SM U-44 was one of the 329 submarines serving in the Imperial German Navy in World War I. She was engaged in the naval warfare and took part in the First Battle of the Atlantic. Launched in 1915, she was sunk in August 1917.

Operations 
SM U-44, under the command of Paul Wagenführ, was completed at Danzig about June or July 1915. She later joined the Kiel School, where she remained until 20 August 1915 undergoing trials. She then proceeded to the North Sea and was attached to the 3rd Half Flotilla.
 
25 – 26 September 1915. On Bight patrol.
5–10 October, 16–21 October, and 26–29 October 1915. Bight patrols.
14–25 December 1915. North Sea cruise.
17–28 January 1916. North Sea cruise to NE coast of England.
18 March – 17 April 1916. Northabout to Channel approach, was possibly submarine which torpedoed HMS Begonia.

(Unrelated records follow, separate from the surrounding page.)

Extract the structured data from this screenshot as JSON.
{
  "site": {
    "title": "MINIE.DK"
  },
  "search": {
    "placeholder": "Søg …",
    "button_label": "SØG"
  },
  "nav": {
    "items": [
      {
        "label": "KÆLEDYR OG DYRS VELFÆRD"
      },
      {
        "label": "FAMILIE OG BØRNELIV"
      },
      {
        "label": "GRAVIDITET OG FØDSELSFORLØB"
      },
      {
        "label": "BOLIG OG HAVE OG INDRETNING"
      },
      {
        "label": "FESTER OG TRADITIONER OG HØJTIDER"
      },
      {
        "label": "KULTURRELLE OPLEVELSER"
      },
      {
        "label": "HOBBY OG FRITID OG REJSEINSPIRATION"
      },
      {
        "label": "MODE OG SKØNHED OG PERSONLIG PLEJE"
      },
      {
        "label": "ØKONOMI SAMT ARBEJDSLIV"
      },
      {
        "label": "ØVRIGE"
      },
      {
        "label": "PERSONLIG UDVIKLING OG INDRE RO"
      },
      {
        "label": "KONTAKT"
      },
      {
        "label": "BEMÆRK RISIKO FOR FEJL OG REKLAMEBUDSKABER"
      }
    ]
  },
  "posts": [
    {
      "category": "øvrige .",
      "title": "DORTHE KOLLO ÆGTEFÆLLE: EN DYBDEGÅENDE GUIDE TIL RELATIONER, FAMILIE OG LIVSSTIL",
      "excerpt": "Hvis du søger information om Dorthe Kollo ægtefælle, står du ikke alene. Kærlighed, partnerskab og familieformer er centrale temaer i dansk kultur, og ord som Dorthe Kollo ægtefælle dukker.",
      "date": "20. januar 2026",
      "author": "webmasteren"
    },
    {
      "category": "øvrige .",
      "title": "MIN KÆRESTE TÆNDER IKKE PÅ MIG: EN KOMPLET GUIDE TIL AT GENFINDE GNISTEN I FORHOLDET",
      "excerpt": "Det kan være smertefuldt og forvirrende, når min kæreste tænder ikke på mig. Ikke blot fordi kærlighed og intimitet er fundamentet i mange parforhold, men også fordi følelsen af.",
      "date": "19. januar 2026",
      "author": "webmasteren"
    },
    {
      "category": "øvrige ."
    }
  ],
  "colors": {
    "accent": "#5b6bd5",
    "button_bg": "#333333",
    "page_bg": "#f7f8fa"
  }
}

Sank 5 S.S., 2 sailing vessels.
17 May – 3 June 1916. North Sea patrol (Battle of Jutland).
16–21 July 1916. North Sea patrol, Returned with defect.
26 July – 5 August 1916. North Sea. Returned owing to bad weather.
16–21 August 1916. North Sea patrol.
17–29 September 1916. Cruise to Fair Island Channel, sank 2 S.S., 1 armed yacht, 1 armed trawler.
1–25 January 1917. Northabout to SW of Ireland. Returned with fracture of propeller shaft. Sank 1 S.S., 3 prizes (trawlers).
19 February 1917. Left for the North, but returned next day with defect.
24 February – 24 March 1917. Northabout to Atlantic. Sank 3 sailing vessels, and 5 S.S.
23 April - ? 7 May 1917. Northabout ? to west of Ireland. Sank 1 sailing vessel ? 1 S.S.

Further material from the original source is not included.